One way to better manage this complexity is to introduce a simple risk framework that categorizes data into usage-based buckets. For example, some data should never be used for analytics under any circumstances. Other data can be used freely. A third category might allow use in an aggregate form only. These kinds of boundaries can help organizations apply consistent policies while still enabling value, and they allow security to know how to recognize and remediate data security issues. More importantly, they provide a starting point for tooling and products to help enforce them.
Even figuring out which data has analytical value is tough and varies across organizations. Risk tolerance also differs. How do you build a product that adapts to this variability? What does it even mean to “respond” to a data risk?
Right now, security doesn’t have great answers. There are very few tools designed to assess risk inside platforms like Snowflake or Databricks.
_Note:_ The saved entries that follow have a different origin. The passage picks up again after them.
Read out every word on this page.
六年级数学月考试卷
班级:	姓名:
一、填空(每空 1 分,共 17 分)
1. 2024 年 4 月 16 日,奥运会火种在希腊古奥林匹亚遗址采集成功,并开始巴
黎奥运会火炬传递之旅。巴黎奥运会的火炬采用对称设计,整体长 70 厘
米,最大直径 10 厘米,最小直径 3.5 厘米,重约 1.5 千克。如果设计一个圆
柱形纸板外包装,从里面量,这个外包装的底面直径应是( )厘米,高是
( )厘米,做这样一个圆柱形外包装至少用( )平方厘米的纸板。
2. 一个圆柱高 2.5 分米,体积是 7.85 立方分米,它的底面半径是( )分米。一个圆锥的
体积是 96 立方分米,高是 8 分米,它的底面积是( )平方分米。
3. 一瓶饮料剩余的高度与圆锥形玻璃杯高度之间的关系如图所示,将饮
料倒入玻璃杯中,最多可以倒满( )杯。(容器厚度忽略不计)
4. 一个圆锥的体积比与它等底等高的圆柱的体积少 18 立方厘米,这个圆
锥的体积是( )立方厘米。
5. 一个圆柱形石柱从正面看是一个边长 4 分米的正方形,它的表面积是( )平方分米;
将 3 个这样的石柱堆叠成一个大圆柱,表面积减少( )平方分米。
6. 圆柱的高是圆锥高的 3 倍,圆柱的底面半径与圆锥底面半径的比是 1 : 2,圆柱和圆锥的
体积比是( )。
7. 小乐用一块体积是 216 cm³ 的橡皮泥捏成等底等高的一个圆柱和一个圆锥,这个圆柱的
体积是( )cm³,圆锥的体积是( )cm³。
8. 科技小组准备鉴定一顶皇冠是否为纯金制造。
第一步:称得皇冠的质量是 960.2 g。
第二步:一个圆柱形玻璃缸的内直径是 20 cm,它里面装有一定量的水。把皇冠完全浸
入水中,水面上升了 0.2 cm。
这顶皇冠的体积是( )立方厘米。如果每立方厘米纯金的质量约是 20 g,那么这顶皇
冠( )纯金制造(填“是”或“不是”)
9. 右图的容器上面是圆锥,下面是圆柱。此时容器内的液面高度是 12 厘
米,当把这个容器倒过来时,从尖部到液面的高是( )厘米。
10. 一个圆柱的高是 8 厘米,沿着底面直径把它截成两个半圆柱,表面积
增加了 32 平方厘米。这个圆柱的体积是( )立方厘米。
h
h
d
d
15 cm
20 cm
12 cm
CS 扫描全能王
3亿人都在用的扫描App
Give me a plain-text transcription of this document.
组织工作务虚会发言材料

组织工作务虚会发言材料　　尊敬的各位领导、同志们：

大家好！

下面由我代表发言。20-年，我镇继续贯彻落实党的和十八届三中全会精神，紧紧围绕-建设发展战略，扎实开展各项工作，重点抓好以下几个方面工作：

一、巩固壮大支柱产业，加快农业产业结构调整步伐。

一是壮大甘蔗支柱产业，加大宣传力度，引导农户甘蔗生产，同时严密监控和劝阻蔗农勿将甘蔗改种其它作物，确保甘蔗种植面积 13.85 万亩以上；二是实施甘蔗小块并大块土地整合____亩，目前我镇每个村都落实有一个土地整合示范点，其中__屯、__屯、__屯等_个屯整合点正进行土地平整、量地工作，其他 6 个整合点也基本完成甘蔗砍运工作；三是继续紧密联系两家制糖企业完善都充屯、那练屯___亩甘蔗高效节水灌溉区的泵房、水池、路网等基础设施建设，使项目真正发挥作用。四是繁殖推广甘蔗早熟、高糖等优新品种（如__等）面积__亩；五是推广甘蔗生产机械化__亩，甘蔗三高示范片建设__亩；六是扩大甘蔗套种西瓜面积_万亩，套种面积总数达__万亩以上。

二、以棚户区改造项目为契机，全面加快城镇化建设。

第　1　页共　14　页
Security teams don’t always understand how those systems are used or where the data goes. Just look at the recent Snowflake security issues.
In some cases, making progress might mean rethinking data models or abstracting parts of them. This could require application changes or clever design work. Either way, there are significant technical tradeoffs. Security buyers may not be ready for this. More technical teams might be.
Honestly, I have more questions than answers. But that’s also what makes this space exciting. There’s real room to build something impactful. Right now, most of this work is done manually by engineers. That makes it expensive and slow.
If someone builds a product with a strong, opinionated solution that actually works, the value could be enormous.